Yes it’s a really nice thing for him to offer
I prefer just for woman
Great thanks for letting me know.
I’m not comfortable with the gender exclusion we currently have. It’s one thing to have a space that is just for one group of people (women). But that’s not what we have. The group welcomes nonbinary and trans men; everyone who is not a cis man. So instead of being exclusionary in favor of one group, it’s exclusionary against one group, and that doesn’t sit right with me.
You can point to the abusive and inappropriate comments we get as proof of why this is necessary - but we’re getting those anyway. At this point, the only people being excluded are our allies.
Just my two cents. I know I’m in a minority.
It’s one thing to have a space that is just for one group of people (women). But that’s not what we have. The group welcomes nonbinary and trans men; everyone who is not a cis man.

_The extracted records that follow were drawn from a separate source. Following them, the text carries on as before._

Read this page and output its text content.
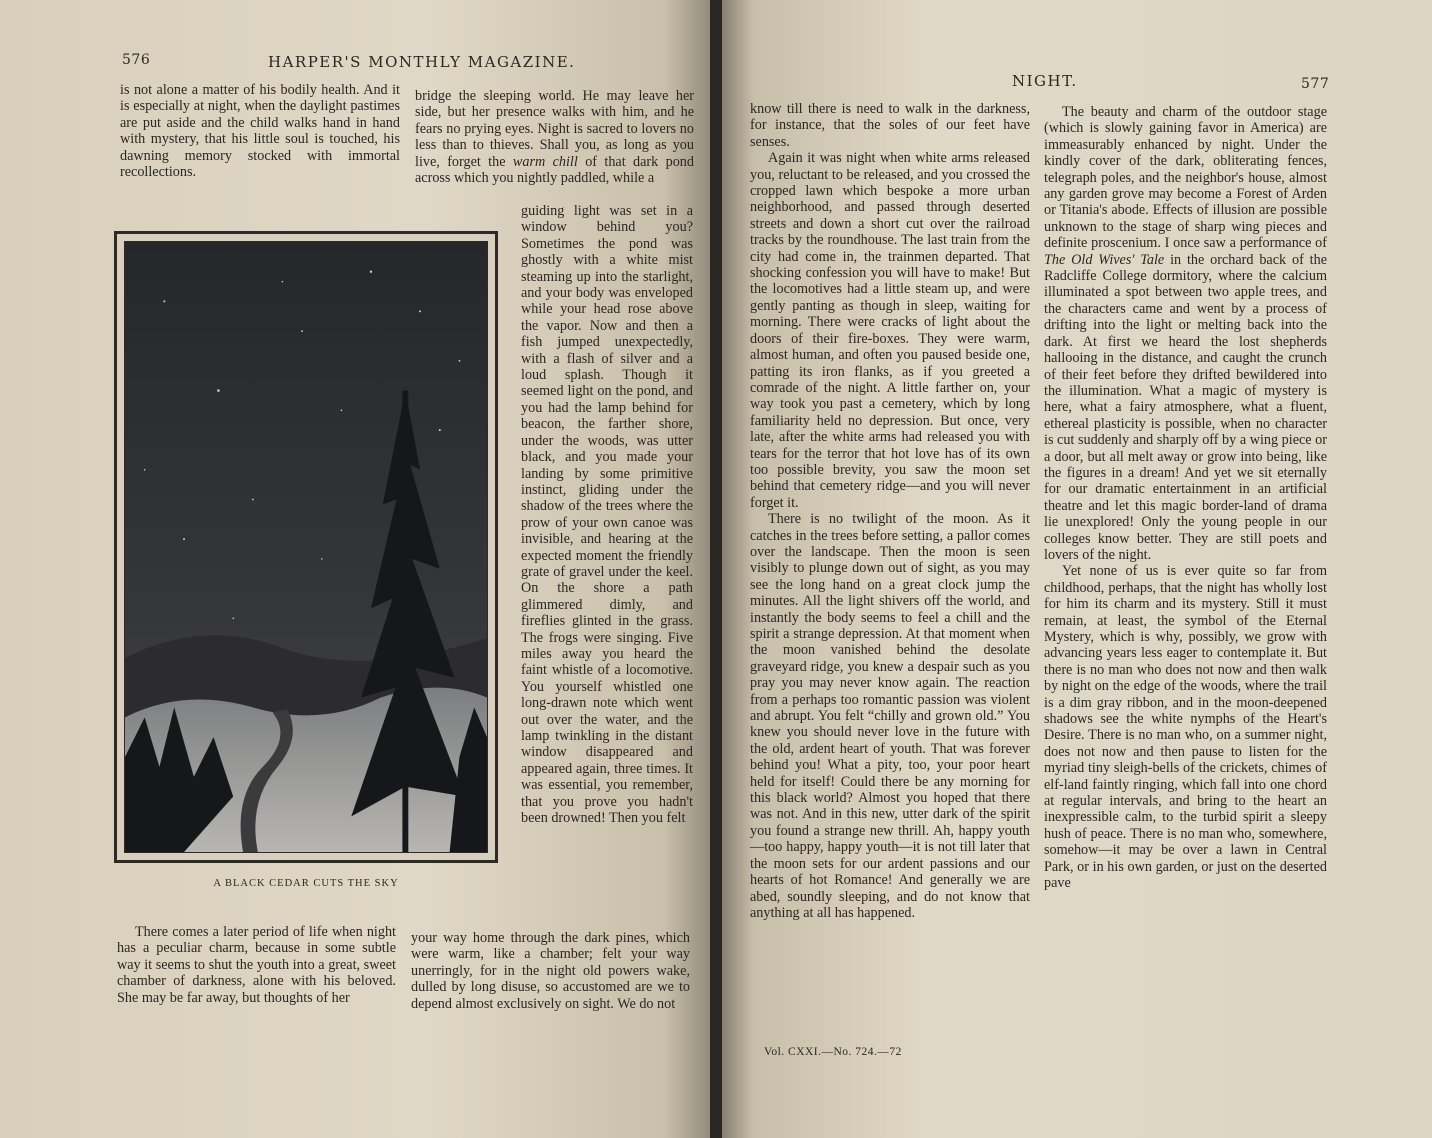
576	HARPER'S MONTHLY MAGAZINE.

is not alone a matter of his bodily health. And it is especially at night, when the daylight pastimes are put aside and the child walks hand in hand with mystery, that his little soul is touched, his dawning memory stocked with immortal recollections.

bridge the sleeping world. He may leave her side, but her presence walks with him, and he fears no prying eyes. Night is sacred to lovers no less than to thieves. Shall you, as long as you live, forget the warm chill of that dark pond across which you nightly paddled, while a

guiding light was set in a window behind you? Sometimes the pond was ghostly with a white mist steaming up into the starlight, and your body was enveloped while your head rose above the vapor. Now and then a fish jumped unexpectedly, with a flash of silver and a loud splash. Though it seemed light on the pond, and you had the lamp behind for beacon, the farther shore, under the woods, was utter black, and you made your landing by some primitive instinct, gliding under the shadow of the trees where the prow of your own canoe was invisible, and hearing at the expected moment the friendly grate of gravel under the keel. On the shore a path glimmered dimly, and fireflies glinted in the grass. The frogs were singing. Five miles away you heard the faint whistle of a locomotive. You yourself whistled one long-drawn note which went out over the water, and the lamp twinkling in the distant window disappeared and appeared again, three times. It was essential, you remember, that you prove you hadn't been drowned! Then you felt

A BLACK CEDAR CUTS THE SKY

There comes a later period of life when night has a peculiar charm, because in some subtle way it seems to shut the youth into a great, sweet chamber of darkness, alone with his beloved. She may be far away, but thoughts of her

your way home through the dark pines, which were warm, like a chamber; felt your way unerringly, for in the night old powers wake, dulled by long disuse, so accustomed are we to depend almost exclusively on sight. We do not

NIGHT.	577

know till there is need to walk in the darkness, for instance, that the soles of our feet have senses.

Again it was night when white arms released you, reluctant to be released, and you crossed the cropped lawn which bespoke a more urban neighborhood, and passed through deserted streets and down a short cut over the railroad tracks by the roundhouse. The last train from the city had come in, the trainmen departed. That shocking confession you will have to make! But the locomotives had a little steam up, and were gently panting as though in sleep, waiting for morning. There were cracks of light about the doors of their fire-boxes. They were warm, almost human, and often you paused beside one, patting its iron flanks, as if you greeted a comrade of the night. A little farther on, your way took you past a cemetery, which by long familiarity held no depression. But once, very late, after the white arms had released you with tears for the terror that hot love has of its own too possible brevity, you saw the moon set behind that cemetery ridge—and you will never forget it.

There is no twilight of the moon. As it catches in the trees before setting, a pallor comes over the landscape. Then the moon is seen visibly to plunge down out of sight, as you may see the long hand on a great clock jump the minutes. All the light shivers off the world, and instantly the body seems to feel a chill and the spirit a strange depression. At that moment when the moon vanished behind the desolate graveyard ridge, you knew a despair such as you pray you may never know again. The reaction from a perhaps too romantic passion was violent and abrupt. You felt “chilly and grown old.” You knew you should never love in the future with the old, ardent heart of youth. That was forever behind you! What a pity, too, your poor heart held for itself! Could there be any morning for this black world? Almost you hoped that there was not. And in this new, utter dark of the spirit you found a strange new thrill. Ah, happy youth—too happy, happy youth—it is not till later that the moon sets for our ardent passions and our hearts of hot Romance! And generally we are abed, soundly sleeping, and do not know that anything at all has happened.

Vol. CXXI.—No. 724.—72

The beauty and charm of the outdoor stage (which is slowly gaining favor in America) are immeasurably enhanced by night. Under the kindly cover of the dark, obliterating fences, telegraph poles, and the neighbor's house, almost any garden grove may become a Forest of Arden or Titania's abode. Effects of illusion are possible unknown to the stage of sharp wing pieces and definite proscenium. I once saw a performance of The Old Wives' Tale in the orchard back of the Radcliffe College dormitory, where the calcium illuminated a spot between two apple trees, and the characters came and went by a process of drifting into the light or melting back into the dark. At first we heard the lost shepherds hallooing in the distance, and caught the crunch of their feet before they drifted bewildered into the illumination. What a magic of mystery is here, what a fairy atmosphere, what a fluent, ethereal plasticity is possible, when no character is cut suddenly and sharply off by a wing piece or a door, but all melt away or grow into being, like the figures in a dream! And yet we sit eternally for our dramatic entertainment in an artificial theatre and let this magic border-land of drama lie unexplored! Only the young people in our colleges know better. They are still poets and lovers of the night.

Yet none of us is ever quite so far from childhood, perhaps, that the night has wholly lost for him its charm and its mystery. Still it must remain, at least, the symbol of the Eternal Mystery, which is why, possibly, we grow with advancing years less eager to contemplate it. But there is no man who does not now and then walk by night on the edge of the woods, where the trail is a dim gray ribbon, and in the moon-deepened shadows see the white nymphs of the Heart's Desire. There is no man who, on a summer night, does not now and then pause to listen for the myriad tiny sleigh-bells of the crickets, chimes of elf-land faintly ringing, which fall into one chord at regular intervals, and bring to the heart an inexpressible calm, to the turbid spirit a sleepy hush of peace. There is no man who, somewhere, somehow—it may be over a lawn in Central Park, or in his own garden, or just on the deserted pave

to be fair it’s a women-only community that allows non-binary folks and trans men to decide whether they feel they belong in such community - this is not the same thing as saying it’s a women + trans men + non-binary (just no cis men) community.
This approach is because non-binary people and trans men often have a past and present experience as being treated as women in the world and connections to womanhood that cis men won’t have, e.g. trans men who start with butch lesbian identities and who are not sure yet about their relationship to being a woman. For a sense of what I’m talking about I suggest reading Stone Butch Blues.
Trans people are a minority to begin with (including here), and not gatekeeping trans identities ourselves and allowing trans people to decide for themselves whether they belong in a women-only community feels like the right approach given the alternatives. Respecting self-identity is part of what it means to be trans-inclusive.
Excellent point, thank you for fleshing that out.
I hear you. We’re trans men and non binary inclusive partly cos people in those groups are presenting as female in day to day life, or have in the past. And sadly you’re not seeing all the abusive comments, some of them are zapped in minutes and we also get a lot of false post reports, abusive messages etc.
Understandable, I appreciate you.
And I appreciate you
Thank you (and dandelion, cheesetoastie and foxglove!) for keeping this space for us y’all are really appreciated. 😍
You’re welcome 😊
just for transparency, foxglove is a dandelion alt 😅
i did not know that :)
Sure, they can. However, crossposting should be a no no unless explicitly asked or permitted per post.
Don’t necessarily advertise it as a sibling community either before we see how it goes.